Blue Crew braves rain, sun and crowds to help future Pirates

You’ve seen them in blue shirts around campus. Rain or shine, they are there – pointing and leading huddled groups of families from one end of campus to the other. You’ve probably even been a part of the tours or open houses at Seton Hall before you decided to make it your home.

Being a part of Blue Crew is more than boasting about the University and giving walking tours, according to its members. Blue Crew members not only carry the responsibility of giving students a good first impression of Seton Hall but are also a strong representative of the University. The first principle listed in the Blue Crew application states, “Serve as an ambassador for the University.”

Blue Crew members give tours, run open houses and help future Pirates find a home at the Hall.
Sarah Yenesel/Asst. Photography Editor

For some of the students, training began in August. It’s an all-day session where new members learn from veteran Blue Crew members, fast facts about admissions, the Career Center and Disability Support Services. It’s not all facts and information, though. A big part of Blue Crew is the personalized experiences they can offer to perspective and accepted students.

“I once had a student write a review for me that said I was the best college tour they had ever been on, that was huge, and I felt such a sense of pride for SHU that day,” said Megan Scime, a sophomore and marketing and political science major. “It’s crazy to think that I might see that girl’s face on campus next year in pirate blue.”

Working as a Blue Crew member for the first time this year, Scime said she joined because she wanted to help other students love the school in the same way she did when she first set foot on campus.
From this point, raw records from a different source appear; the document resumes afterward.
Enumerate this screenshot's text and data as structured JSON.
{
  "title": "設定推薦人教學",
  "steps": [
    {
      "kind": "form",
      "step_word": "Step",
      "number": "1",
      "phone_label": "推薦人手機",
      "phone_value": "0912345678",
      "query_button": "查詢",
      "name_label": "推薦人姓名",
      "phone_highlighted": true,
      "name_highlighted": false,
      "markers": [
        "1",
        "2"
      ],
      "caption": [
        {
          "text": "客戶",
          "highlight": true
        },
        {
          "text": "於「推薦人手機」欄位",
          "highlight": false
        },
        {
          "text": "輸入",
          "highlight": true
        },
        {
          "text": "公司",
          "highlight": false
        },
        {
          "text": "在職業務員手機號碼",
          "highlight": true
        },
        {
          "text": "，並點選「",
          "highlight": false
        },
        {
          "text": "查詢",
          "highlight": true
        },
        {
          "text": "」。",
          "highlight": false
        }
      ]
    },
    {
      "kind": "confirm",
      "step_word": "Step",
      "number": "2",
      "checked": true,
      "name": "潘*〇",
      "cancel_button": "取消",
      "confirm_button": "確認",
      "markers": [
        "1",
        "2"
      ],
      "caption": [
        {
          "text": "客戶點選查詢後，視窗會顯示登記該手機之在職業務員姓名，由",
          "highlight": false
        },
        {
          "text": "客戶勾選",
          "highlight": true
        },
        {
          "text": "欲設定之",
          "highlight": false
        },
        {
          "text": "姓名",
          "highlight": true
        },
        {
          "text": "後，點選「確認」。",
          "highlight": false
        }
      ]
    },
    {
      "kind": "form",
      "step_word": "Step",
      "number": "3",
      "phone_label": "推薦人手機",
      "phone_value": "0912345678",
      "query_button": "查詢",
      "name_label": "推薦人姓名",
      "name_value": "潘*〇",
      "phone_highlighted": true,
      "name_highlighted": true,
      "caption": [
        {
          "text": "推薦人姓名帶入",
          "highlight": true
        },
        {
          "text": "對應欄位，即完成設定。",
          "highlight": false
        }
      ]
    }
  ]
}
James Sherry, a sophomore marketing and finance double major, echoed similar sentiments. “I wanted an on-campus job where I felt like I was doing meaningful work to help the university,” Sherry said.
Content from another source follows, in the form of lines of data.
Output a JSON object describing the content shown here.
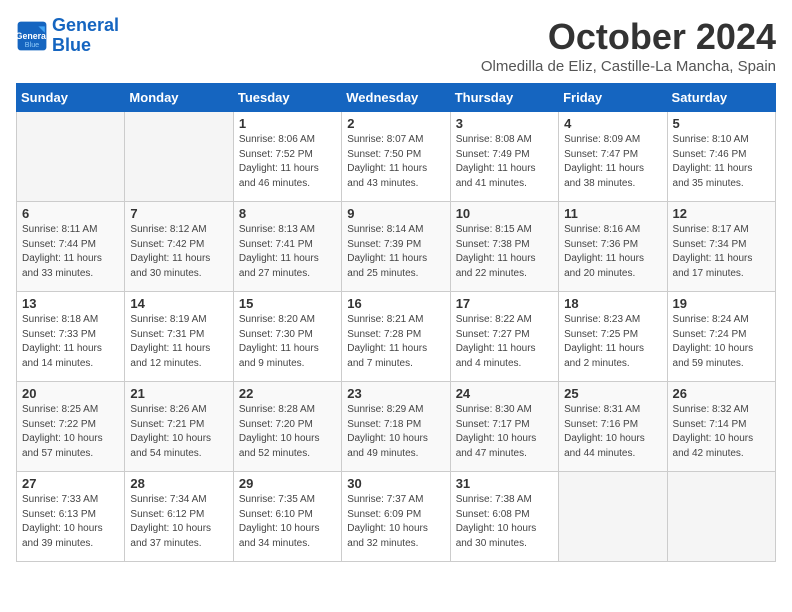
{
  "logo": {
    "line1": "General",
    "line2": "Blue"
  },
  "title": "October 2024",
  "location": "Olmedilla de Eliz, Castille-La Mancha, Spain",
  "days_of_week": [
    "Sunday",
    "Monday",
    "Tuesday",
    "Wednesday",
    "Thursday",
    "Friday",
    "Saturday"
  ],
  "weeks": [
    [
      {
        "day": "",
        "sunrise": "",
        "sunset": "",
        "daylight": ""
      },
      {
        "day": "",
        "sunrise": "",
        "sunset": "",
        "daylight": ""
      },
      {
        "day": "1",
        "sunrise": "Sunrise: 8:06 AM",
        "sunset": "Sunset: 7:52 PM",
        "daylight": "Daylight: 11 hours and 46 minutes."
      },
      {
        "day": "2",
        "sunrise": "Sunrise: 8:07 AM",
        "sunset": "Sunset: 7:50 PM",
        "daylight": "Daylight: 11 hours and 43 minutes."
      },
      {
        "day": "3",
        "sunrise": "Sunrise: 8:08 AM",
        "sunset": "Sunset: 7:49 PM",
        "daylight": "Daylight: 11 hours and 41 minutes."
      },
      {
        "day": "4",
        "sunrise": "Sunrise: 8:09 AM",
        "sunset": "Sunset: 7:47 PM",
        "daylight": "Daylight: 11 hours and 38 minutes."
      },
      {
        "day": "5",
        "sunrise": "Sunrise: 8:10 AM",
        "sunset": "Sunset: 7:46 PM",
        "daylight": "Daylight: 11 hours and 35 minutes."
      }
    ],
    [
      {
        "day": "6",
        "sunrise": "Sunrise: 8:11 AM",
        "sunset": "Sunset: 7:44 PM",
        "daylight": "Daylight: 11 hours and 33 minutes."
      },
      {
        "day": "7",
        "sunrise": "Sunrise: 8:12 AM",
        "sunset": "Sunset: 7:42 PM",
        "daylight": "Daylight: 11 hours and 30 minutes."
      },
      {
        "day": "8",
        "sunrise": "Sunrise: 8:13 AM",
        "sunset": "Sunset: 7:41 PM",
        "daylight": "Daylight: 11 hours and 27 minutes."
      },
      {
        "day": "9",
        "sunrise": "Sunrise: 8:14 AM",
        "sunset": "Sunset: 7:39 PM",
        "daylight": "Daylight: 11 hours and 25 minutes."
      },
      {
        "day": "10",
        "sunrise": "Sunrise: 8:15 AM",
        "sunset": "Sunset: 7:38 PM",
        "daylight": "Daylight: 11 hours and 22 minutes."
      },
      {
        "day": "11",
        "sunrise": "Sunrise: 8:16 AM",
        "sunset": "Sunset: 7:36 PM",
        "daylight": "Daylight: 11 hours and 20 minutes."
      },
      {
        "day": "12",
        "sunrise": "Sunrise: 8:17 AM",
        "sunset": "Sunset: 7:34 PM",
        "daylight": "Daylight: 11 hours and 17 minutes."
      }
    ],
    [
      {
        "day": "13",
        "sunrise": "Sunrise: 8:18 AM",
        "sunset": "Sunset: 7:33 PM",
        "daylight": "Daylight: 11 hours and 14 minutes."
      },
      {
        "day": "14",
        "sunrise": "Sunrise: 8:19 AM",
        "sunset": "Sunset: 7:31 PM",
        "daylight": "Daylight: 11 hours and 12 minutes."
      },
      {
        "day": "15",
        "sunrise": "Sunrise: 8:20 AM",
        "sunset": "Sunset: 7:30 PM",
        "daylight": "Daylight: 11 hours and 9 minutes."
      },
      {
        "day": "16",
        "sunrise": "Sunrise: 8:21 AM",
        "sunset": "Sunset: 7:28 PM",
        "daylight": "Daylight: 11 hours and 7 minutes."
      },
      {
        "day": "17",
        "sunrise": "Sunrise: 8:22 AM",
        "sunset": "Sunset: 7:27 PM",
        "daylight": "Daylight: 11 hours and 4 minutes."
      },
      {
        "day": "18",
        "sunrise": "Sunrise: 8:23 AM",
        "sunset": "Sunset: 7:25 PM",
        "daylight": "Daylight: 11 hours and 2 minutes."
      },
      {
        "day": "19",
        "sunrise": "Sunrise: 8:24 AM",
        "sunset": "Sunset: 7:24 PM",
        "daylight": "Daylight: 10 hours and 59 minutes."
      }
    ],
    [
      {
        "day": "20",
        "sunrise": "Sunrise: 8:25 AM",
        "sunset": "Sunset: 7:22 PM",
        "daylight": "Daylight: 10 hours and 57 minutes."
      },
      {
        "day": "21",
        "sunrise": "Sunrise: 8:26 AM",
        "sunset": "Sunset: 7:21 PM",
        "daylight": "Daylight: 10 hours and 54 minutes."
      },
      {
        "day": "22",
        "sunrise": "Sunrise: 8:28 AM",
        "sunset": "Sunset: 7:20 PM",
        "daylight": "Daylight: 10 hours and 52 minutes."
      },
      {
        "day": "23",
        "sunrise": "Sunrise: 8:29 AM",
        "sunset": "Sunset: 7:18 PM",
        "daylight": "Daylight: 10 hours and 49 minutes."
      },
      {
        "day": "24",
        "sunrise": "Sunrise: 8:30 AM",
        "sunset": "Sunset: 7:17 PM",
        "daylight": "Daylight: 10 hours and 47 minutes."
      },
      {
        "day": "25",
        "sunrise": "Sunrise: 8:31 AM",
        "sunset": "Sunset: 7:16 PM",
        "daylight": "Daylight: 10 hours and 44 minutes."
      },
      {
        "day": "26",
        "sunrise": "Sunrise: 8:32 AM",
        "sunset": "Sunset: 7:14 PM",
        "daylight": "Daylight: 10 hours and 42 minutes."
      }
    ],
    [
      {
        "day": "27",
        "sunrise": "Sunrise: 7:33 AM",
        "sunset": "Sunset: 6:13 PM",
        "daylight": "Daylight: 10 hours and 39 minutes."
      },
      {
        "day": "28",
        "sunrise": "Sunrise: 7:34 AM",
        "sunset": "Sunset: 6:12 PM",
        "daylight": "Daylight: 10 hours and 37 minutes."
      },
      {
        "day": "29",
        "sunrise": "Sunrise: 7:35 AM",
        "sunset": "Sunset: 6:10 PM",
        "daylight": "Daylight: 10 hours and 34 minutes."
      },
      {
        "day": "30",
        "sunrise": "Sunrise: 7:37 AM",
        "sunset": "Sunset: 6:09 PM",
        "daylight": "Daylight: 10 hours and 32 minutes."
      },
      {
        "day": "31",
        "sunrise": "Sunrise: 7:38 AM",
        "sunset": "Sunset: 6:08 PM",
        "daylight": "Daylight: 10 hours and 30 minutes."
      },
      {
        "day": "",
        "sunrise": "",
        "sunset": "",
        "daylight": ""
      },
      {
        "day": "",
        "sunrise": "",
        "sunset": "",
        "daylight": ""
      }
    ]
  ]
}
Along with tours, Blue Crew members must also be present at all open houses, a day where the campus is full of potential students and their families, meeting faculty and other representatives.

There’s a rehearsed orchestration to open houses, but don’t be fooled. This is something admissions counselors and Blue Crew prepare for extensively weeks beforehand.

“Open house is the most hectic time in the admissions office,” said Lianne Joseph, a sophomore public relations major. “Despite everyone having to be up way too early for a Sunday morning, we all had great energy and were up for anything.”

Teamwork and a “hands-on” attitude is another important aspect of Blue Crew, but being on the team has been a good way to help the students with their individual skills as well.

“I have become more confident when publicly speaking thanks to repetition at work,” Sherry said. “I’ve also learned how to diversify my approach depending on my audience.”